Es hätte alles perfekt sein können, aber ein Gedanke ließ Thiel nicht los, während sie auf dem Rückweg zum Auto waren. „Boerne“ sagte er - und nein, er hatte sich noch nicht an „Karl-Friedrich“ gewöhnt und war unsicher, ob das je passieren würde. Boerne wandte sich zu ihm. „Ja?“ Sein Gesicht war so offen und zugewandt, dass es Thiel den Atem raubte und er am liebsten einfach das Thema fallen gelassen und sich ganz in ihrer neuen Beziehung verloren hätte. Aber es half ja nichts, es lag ihm zu sehr auf der Seele.
„Als du zu mir gekommen bist in der Quarantäne, was wäre gewesen, wenn ich mich infiziert und dich angesteckt hätte? Ich hätte schuld sein können daran, dass du krank wirst oder sogar schlimmeres. Ist ja nicht gerade so, als hätten wir Abstand voneinander gehalten.“ versuchte er zuletzt seinen Worten etwas das Gewicht zu nehmen.
Boernes Miene war jedoch ernst geworden.
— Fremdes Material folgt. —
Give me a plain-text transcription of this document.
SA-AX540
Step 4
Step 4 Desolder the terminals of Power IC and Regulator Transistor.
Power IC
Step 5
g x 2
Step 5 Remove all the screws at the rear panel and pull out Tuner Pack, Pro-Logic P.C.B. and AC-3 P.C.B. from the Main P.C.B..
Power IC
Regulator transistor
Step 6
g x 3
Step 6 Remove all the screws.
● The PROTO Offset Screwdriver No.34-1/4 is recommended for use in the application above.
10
Er schien erst nicht antworten zu wollen, entschloss sich dann aber doch dazu. „Nun, es war ja nicht das erste Mal, dass wir Risiken füreinander eingehen, oder?“ Thiel erinnerte sich an all die Situationen im Beruf, wo Boerne ihm beigestanden hatte und umgekehrt, oft unter Einsatz ihres Lebens. Er nickte, auch wenn er sich nicht ganz sicher war, ob man das vergleichen konnte. War sein seelisches Wohlbefinden diesen Einsatz wirklich wert?
„Natürlich habe ich vorher berechnet, wie hoch das Risiko einer Ansteckung ist.“ erklärte Boerne weiter.
„Natürlich.“ stimmte Thiele schmunzelnd zu. „Und was kam dabei heraus?“
„Da du auch nach einer Woche noch keine Symptome gezeigt hast und nur kurzen Kontakt zu dem Infizierten hattest laut Gesundheitsamt, lag die Wahrscheinlichkeit bei circa 0,037 Prozent.“
Das war wirklich nicht viel, dachte Thiel erleichtert, obwohl er immer noch ein schlechtes Gewissen hatte, Boerne überhaupt irgendeiner Gefahr ausgesetzt zu haben.
Plötzlich nahm Boerne ihn in den Arm und flüsterte in sein Ohr: „Egal was die Rechnung ergeben hätte, ich wäre auf jeden Fall zu dir gekommen.“
Damit endete das Gespräch abrupt und da waren nur noch zwei Männer im Schnee, die sich küssten.